Povera Norvegia, la cui democrazia deve essere sottoposta al giudizio dei tuttologi commentatori italiani, perplessi di fronte alla condanna a 21 anni di Anders Breivik per la strage di Utoya.
Dimenticano, gli evoluti e civili italiani, che, a differenza di quanto accade nel nostro esemplare Paese, la condanna in primo grado è giunta al termine di un processo durato 10 settimane e, in generale, a poco più di un anno dalla strage.
Dimenticano, sempre i nostrani dispensatori di virtù civiche, che l’ordinamento giuridico norvegese non prevede l’ergastolo, e che la pena di 21 anni è il massimo previsto dalla legge. E, ancora, che dopo aver scontato la pena il termine può essere esteso se il detenuto è ancora reputato un pericolo per la società.
Si dimenticano molte cose, in questo Paese, in fondo. Come l’art. 27 della Costituzione italiana, incentrato sulla rieducazione del detenuto, ormai stralciato quotidianamente, ignorato, abbandonato (perfino dall’Unità che oggi chiede ai suoi lettori, in modo ironico e bieco: “Breivik è stato dichiarato sano di mente. E indovinate quanti anni di carcere sconterà...”).
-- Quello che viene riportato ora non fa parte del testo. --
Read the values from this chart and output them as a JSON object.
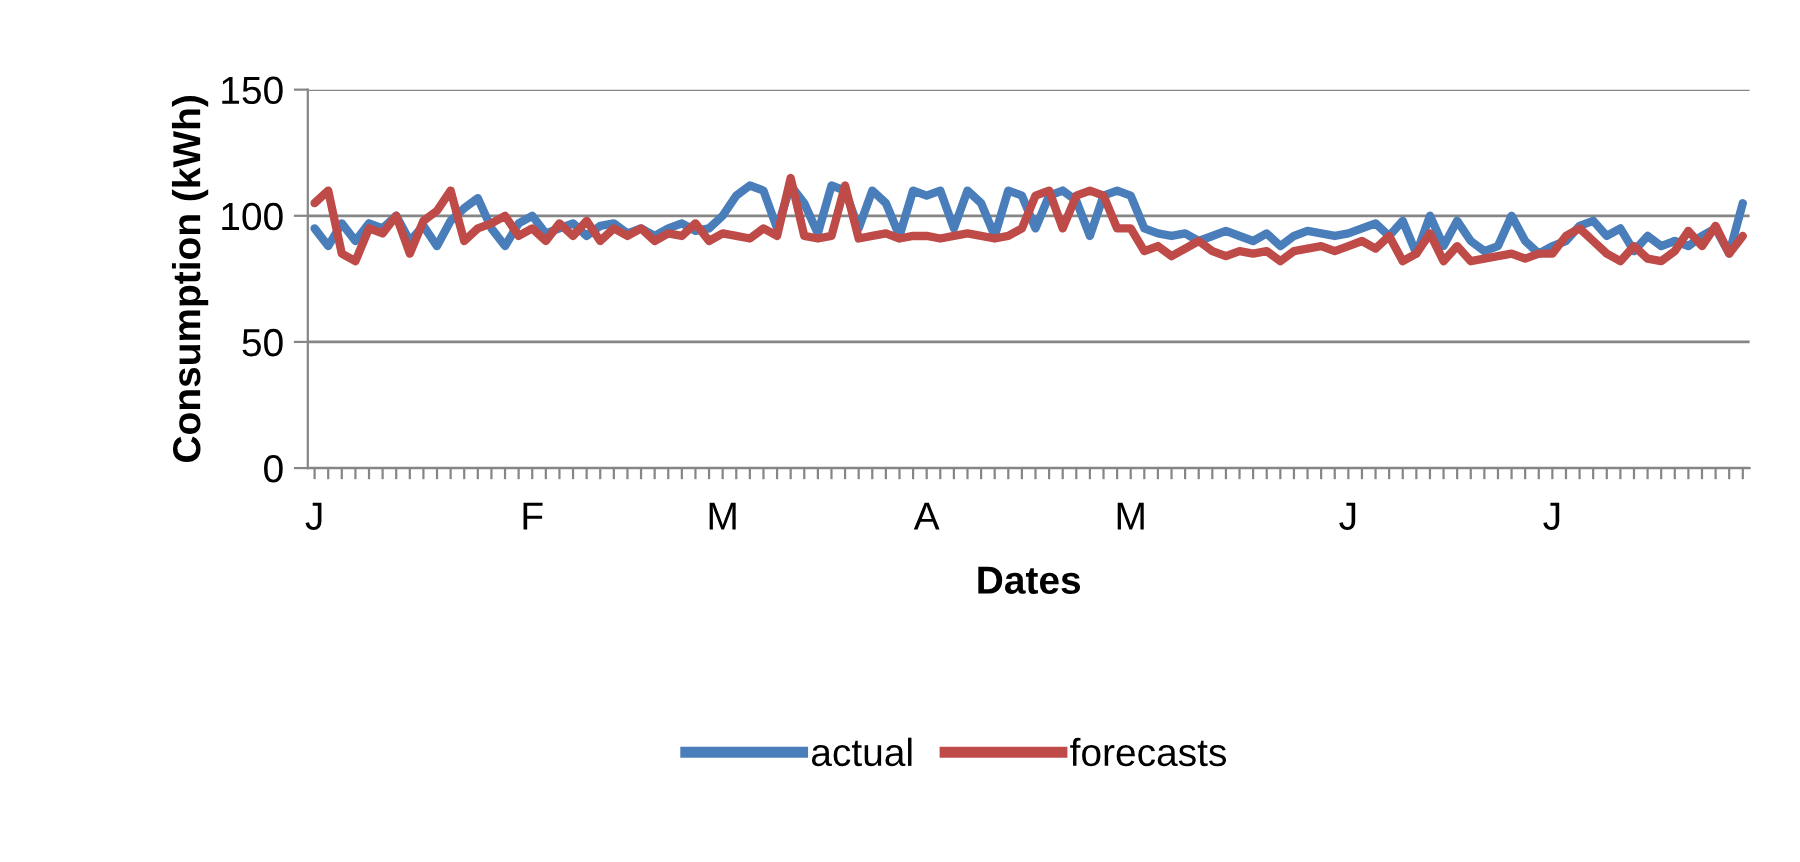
{
  "chart_data": {
    "type": "line",
    "xlabel": "Dates",
    "ylabel": "Consumption (kWh)",
    "categories": [
      "J",
      null,
      null,
      null,
      null,
      null,
      null,
      null,
      null,
      null,
      null,
      null,
      null,
      null,
      null,
      null,
      "F",
      null,
      null,
      null,
      null,
      null,
      null,
      null,
      null,
      null,
      null,
      null,
      null,
      null,
      "M",
      null,
      null,
      null,
      null,
      null,
      null,
      null,
      null,
      null,
      null,
      null,
      null,
      null,
      null,
      "A",
      null,
      null,
      null,
      null,
      null,
      null,
      null,
      null,
      null,
      null,
      null,
      null,
      null,
      null,
      "M",
      null,
      null,
      null,
      null,
      null,
      null,
      null,
      null,
      null,
      null,
      null,
      null,
      null,
      null,
      null,
      "J",
      null,
      null,
      null,
      null,
      null,
      null,
      null,
      null,
      null,
      null,
      null,
      null,
      null,
      null,
      "J",
      null,
      null,
      null,
      null,
      null,
      null,
      null,
      null,
      null,
      null,
      null,
      null,
      null,
      null
    ],
    "series": [
      {
        "name": "actual",
        "color": "#4a7ebb",
        "values": [
          95,
          88,
          97,
          90,
          97,
          95,
          100,
          90,
          96,
          88,
          98,
          103,
          107,
          95,
          88,
          97,
          100,
          93,
          95,
          97,
          92,
          96,
          97,
          93,
          95,
          92,
          95,
          97,
          94,
          95,
          100,
          108,
          112,
          110,
          95,
          112,
          105,
          93,
          112,
          110,
          95,
          110,
          105,
          92,
          110,
          108,
          110,
          95,
          110,
          105,
          92,
          110,
          108,
          95,
          108,
          110,
          106,
          92,
          108,
          110,
          108,
          95,
          93,
          92,
          93,
          90,
          92,
          94,
          92,
          90,
          93,
          88,
          92,
          94,
          93,
          92,
          93,
          95,
          97,
          92,
          98,
          85,
          100,
          88,
          98,
          90,
          86,
          88,
          100,
          90,
          85,
          88,
          90,
          96,
          98,
          92,
          95,
          86,
          92,
          88,
          90,
          88,
          92,
          95,
          85,
          105
        ]
      },
      {
        "name": "forecasts",
        "color": "#be4b48",
        "values": [
          105,
          110,
          85,
          82,
          95,
          93,
          100,
          85,
          98,
          102,
          110,
          90,
          95,
          97,
          100,
          92,
          95,
          90,
          97,
          92,
          98,
          90,
          95,
          92,
          95,
          90,
          93,
          92,
          97,
          90,
          93,
          92,
          91,
          95,
          92,
          115,
          92,
          91,
          92,
          112,
          91,
          92,
          93,
          91,
          92,
          92,
          91,
          92,
          93,
          92,
          91,
          92,
          95,
          108,
          110,
          95,
          108,
          110,
          108,
          95,
          95,
          86,
          88,
          84,
          87,
          90,
          86,
          84,
          86,
          85,
          86,
          82,
          86,
          87,
          88,
          86,
          88,
          90,
          87,
          92,
          82,
          85,
          93,
          82,
          88,
          82,
          83,
          84,
          85,
          83,
          85,
          85,
          92,
          95,
          90,
          85,
          82,
          88,
          83,
          82,
          86,
          94,
          88,
          96,
          85,
          92
        ]
      }
    ],
    "ylim": [
      0,
      150
    ],
    "yticks": [
      0,
      50,
      100,
      150
    ],
    "grid": "y",
    "legend": "bottom",
    "line_style": "solid",
    "marker": "none"
  }
}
Qualcuno diceva che “per ridurre la criminalità non basta chiudere a chiave i criminali in una stanza, ma bisogna educarli e aiutarli con i fatti a reintegrarsi nella società”. Non era un saggio ed illuminato italiano, ma il ministro della Giustizia norvegese. Perché gli ultimi a poter dare lezioni, siamo proprio noi.